The Mita 3 is of mixed steel and wood construction, largely covered with plywood and fabric. The shoulder wing is in three pieces, with an unswept, straight leading edge and a centre panel of constant chord; the outer panels are straight tapered. All panels are built around plywood covered single box spars. The Mita designer, Asahi Miyahara, chose a NACA series 6 airfoil, popular at the time, which aimed to optimise laminar flow. The ailerons and the rear wing surfaces are fabric covered and the outer panels are demountable for transportation, the joints covered with aluminium fairings. The wing tips are glass-plastic mouldings.
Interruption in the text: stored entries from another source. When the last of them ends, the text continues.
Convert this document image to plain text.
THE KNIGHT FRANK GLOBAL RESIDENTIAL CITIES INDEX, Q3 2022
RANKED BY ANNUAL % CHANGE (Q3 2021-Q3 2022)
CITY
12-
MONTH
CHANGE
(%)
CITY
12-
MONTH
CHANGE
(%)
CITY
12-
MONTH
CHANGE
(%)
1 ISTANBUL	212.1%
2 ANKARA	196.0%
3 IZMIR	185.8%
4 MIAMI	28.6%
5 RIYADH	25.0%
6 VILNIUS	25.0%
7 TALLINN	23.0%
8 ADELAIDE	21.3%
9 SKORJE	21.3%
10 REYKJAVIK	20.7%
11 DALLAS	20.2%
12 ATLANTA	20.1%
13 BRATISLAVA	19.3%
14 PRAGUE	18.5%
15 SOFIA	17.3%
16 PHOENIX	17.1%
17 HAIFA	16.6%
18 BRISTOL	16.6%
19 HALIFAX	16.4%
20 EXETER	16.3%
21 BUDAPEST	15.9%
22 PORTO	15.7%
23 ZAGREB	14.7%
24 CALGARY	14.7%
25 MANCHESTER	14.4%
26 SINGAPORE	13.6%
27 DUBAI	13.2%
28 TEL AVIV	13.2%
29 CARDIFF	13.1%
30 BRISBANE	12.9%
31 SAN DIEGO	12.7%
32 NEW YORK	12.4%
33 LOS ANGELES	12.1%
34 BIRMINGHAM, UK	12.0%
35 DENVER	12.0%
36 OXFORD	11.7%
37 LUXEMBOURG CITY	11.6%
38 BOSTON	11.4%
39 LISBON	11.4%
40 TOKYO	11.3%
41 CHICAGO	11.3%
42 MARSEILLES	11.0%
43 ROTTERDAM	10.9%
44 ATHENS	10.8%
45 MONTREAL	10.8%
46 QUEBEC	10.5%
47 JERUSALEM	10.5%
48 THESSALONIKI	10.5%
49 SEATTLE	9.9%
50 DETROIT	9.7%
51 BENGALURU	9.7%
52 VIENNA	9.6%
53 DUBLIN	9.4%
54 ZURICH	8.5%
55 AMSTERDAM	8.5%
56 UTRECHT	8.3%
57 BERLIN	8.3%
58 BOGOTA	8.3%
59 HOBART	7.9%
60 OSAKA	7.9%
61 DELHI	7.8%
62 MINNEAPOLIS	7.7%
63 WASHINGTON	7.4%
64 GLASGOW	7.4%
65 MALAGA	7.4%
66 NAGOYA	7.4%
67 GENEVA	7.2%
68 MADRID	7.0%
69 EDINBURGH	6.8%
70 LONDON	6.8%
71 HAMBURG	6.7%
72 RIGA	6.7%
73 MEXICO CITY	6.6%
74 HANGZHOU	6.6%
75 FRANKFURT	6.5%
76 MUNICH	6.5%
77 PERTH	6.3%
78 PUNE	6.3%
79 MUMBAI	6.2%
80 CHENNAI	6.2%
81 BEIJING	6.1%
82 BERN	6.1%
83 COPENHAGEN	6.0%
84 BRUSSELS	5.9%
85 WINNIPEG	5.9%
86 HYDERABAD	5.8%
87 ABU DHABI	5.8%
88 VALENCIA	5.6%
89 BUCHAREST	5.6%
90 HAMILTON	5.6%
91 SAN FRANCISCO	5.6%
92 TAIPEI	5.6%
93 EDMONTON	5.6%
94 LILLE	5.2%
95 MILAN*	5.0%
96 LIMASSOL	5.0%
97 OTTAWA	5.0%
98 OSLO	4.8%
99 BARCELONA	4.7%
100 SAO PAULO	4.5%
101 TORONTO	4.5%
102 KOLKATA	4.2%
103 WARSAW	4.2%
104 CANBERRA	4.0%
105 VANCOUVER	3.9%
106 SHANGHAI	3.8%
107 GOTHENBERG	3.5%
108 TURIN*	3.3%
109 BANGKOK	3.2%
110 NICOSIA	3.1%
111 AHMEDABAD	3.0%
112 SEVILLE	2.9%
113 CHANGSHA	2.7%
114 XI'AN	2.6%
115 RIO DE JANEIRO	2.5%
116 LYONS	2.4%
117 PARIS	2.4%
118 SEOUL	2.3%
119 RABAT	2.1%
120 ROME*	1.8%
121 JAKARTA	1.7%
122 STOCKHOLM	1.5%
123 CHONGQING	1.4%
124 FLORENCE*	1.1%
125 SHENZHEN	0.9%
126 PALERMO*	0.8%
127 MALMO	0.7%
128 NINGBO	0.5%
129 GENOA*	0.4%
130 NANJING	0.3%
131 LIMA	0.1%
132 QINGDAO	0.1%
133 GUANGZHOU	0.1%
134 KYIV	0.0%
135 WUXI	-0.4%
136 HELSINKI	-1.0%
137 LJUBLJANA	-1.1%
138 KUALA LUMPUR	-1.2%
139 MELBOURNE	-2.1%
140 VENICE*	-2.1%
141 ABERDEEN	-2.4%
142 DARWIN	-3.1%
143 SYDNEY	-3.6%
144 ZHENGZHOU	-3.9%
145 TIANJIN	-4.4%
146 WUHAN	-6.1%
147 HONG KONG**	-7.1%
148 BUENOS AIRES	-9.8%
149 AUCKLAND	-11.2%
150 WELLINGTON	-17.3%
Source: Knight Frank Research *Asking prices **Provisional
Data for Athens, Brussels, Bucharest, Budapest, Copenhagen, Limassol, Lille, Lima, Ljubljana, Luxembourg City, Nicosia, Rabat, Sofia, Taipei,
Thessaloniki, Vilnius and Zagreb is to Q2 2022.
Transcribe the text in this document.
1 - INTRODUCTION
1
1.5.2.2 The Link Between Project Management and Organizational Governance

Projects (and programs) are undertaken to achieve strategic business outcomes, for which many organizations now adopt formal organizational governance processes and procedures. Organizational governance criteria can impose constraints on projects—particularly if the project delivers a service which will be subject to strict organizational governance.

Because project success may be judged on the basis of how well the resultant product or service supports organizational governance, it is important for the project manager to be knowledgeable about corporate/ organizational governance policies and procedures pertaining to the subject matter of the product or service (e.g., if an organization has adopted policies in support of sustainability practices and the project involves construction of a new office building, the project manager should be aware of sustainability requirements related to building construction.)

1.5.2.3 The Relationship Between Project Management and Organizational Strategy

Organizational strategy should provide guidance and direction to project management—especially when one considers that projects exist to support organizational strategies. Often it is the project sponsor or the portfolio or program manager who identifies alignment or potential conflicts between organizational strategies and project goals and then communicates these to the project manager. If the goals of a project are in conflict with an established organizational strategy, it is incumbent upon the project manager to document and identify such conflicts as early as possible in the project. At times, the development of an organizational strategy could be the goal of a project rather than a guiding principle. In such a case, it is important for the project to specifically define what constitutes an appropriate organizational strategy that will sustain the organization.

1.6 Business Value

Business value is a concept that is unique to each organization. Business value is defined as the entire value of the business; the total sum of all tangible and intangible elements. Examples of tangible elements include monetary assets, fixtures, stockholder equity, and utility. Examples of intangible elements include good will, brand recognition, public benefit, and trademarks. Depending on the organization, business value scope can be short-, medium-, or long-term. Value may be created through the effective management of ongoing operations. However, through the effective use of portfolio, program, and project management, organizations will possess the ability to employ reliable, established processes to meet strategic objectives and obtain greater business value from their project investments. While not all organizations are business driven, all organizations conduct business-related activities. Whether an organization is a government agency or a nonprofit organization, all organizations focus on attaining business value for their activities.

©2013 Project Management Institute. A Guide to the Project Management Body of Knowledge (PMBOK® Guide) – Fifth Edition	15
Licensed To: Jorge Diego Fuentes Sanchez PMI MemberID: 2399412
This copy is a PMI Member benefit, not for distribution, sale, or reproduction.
Schempp-Hirth airbrakes, located near mid-chord at the ends of the centre section, extend both above and below the wings.

The fuselage of the Mita 3 is steel framed with wooden stringers, polygonal in cross-section and fabric covered apart from a glass reinforced plastic (GRP) nose cone and a short GRP dorsal fairing behind the cockpit. The rear of the single piece, starboard side hinged canopy rises upwards above the rear fuselage line, allowing the instructor to be placed above the pupil pilot in the front seat, with an upper and two small side transparencies to assist his view. The fuselage tapers gently rearwards to the straight tapered tail surfaces; the tailplane is mounted on the top of the fuselage and is, like the wing, a ply box structure with fabric covering aft and carrying fabric covered elevators with a cut out for rudder movement. The fin is similarly plywood skinned, with a small GRP fillet; the rudder, which extends to the keel, is fabric covered, mass balanced and has a GRP tip. The Mita 3 lands on a fixed, rubber sprung monowheel undercarriage and a fixed tailskid.

==Operational history==
37 Mita 3 ka 1 aircraft had been produced by the start of 1979.

==Variants==
- Mita 3
  Original aircraft designed and built by Kiriganine in 1962

- Mita 3 kai 1
  Improved version by L.A.D. and flown in 1966, including a larger cockpit with a raised rear instructor's seat. Produced first by L.A.D. then Tainan.